In order to store the country information for a person I did:
CREATE TABLE test
(
id INT IDENTITY(1, 1),
name VARCHAR(100) NOT NULL,
country VARCHAR(100) NOT NULL,
PRIMARY KEY(id)
);
INSERT INTO test
VALUES ('Amy', 'Mexico'),
('Tom', 'US'),
('Mark', 'Morocco'),
('Izzy', 'Mexico');
-- milions of other rows
A lot of the countries will repeat themselves in the country column.

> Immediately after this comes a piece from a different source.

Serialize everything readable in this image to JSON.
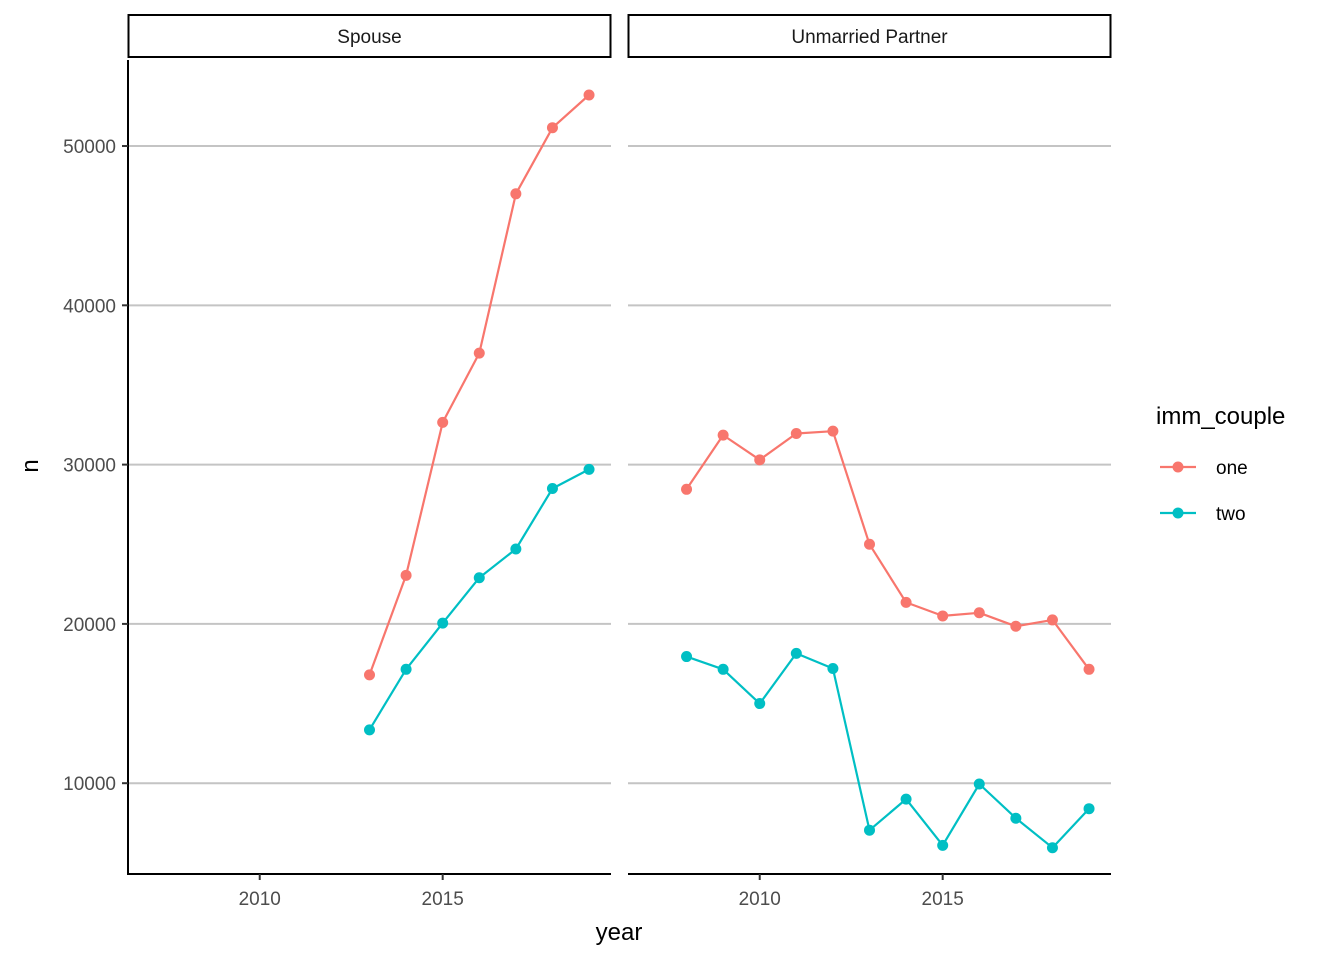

Another option would be to get the country in it's own table and reference the country_id as a FK in the test table:
CREATE TABLE countries
(
id INT IDENTITY(1, 1),
name VARCHAR(100) NOT NULL,
PRIMARY KEY(id)
);
CREATE TABLE test
(
id INT IDENTITY(1, 1),
name VARCHAR(100) NOT NULL,
country_id INT NOT NULL,
PRIMARY KEY(id),
FOREIGN KEY(country_id) REFERENCES countries(id)
);
My question is: is there benefit of doing the second scenario from performance point of view/ indexes point of view or it's just cumbersome to do so? ( I know I am not breaking any normal form with the first scenario)
The second version has an obvious performance benefit, namely that only multiple country IDs need be stored for each person-country relationship. This, in turn, means that your storage requirements for the tables and indices would be reduced.
Because the index of the second version would use the integer country ID rather than a string name, I would expect index performance to improve. Your database doesn't "know" that there are only a fixed number of countries. So, the index for the first version would be a B-tree splitting across text, rather than integers. And the former is more verbose than the latter.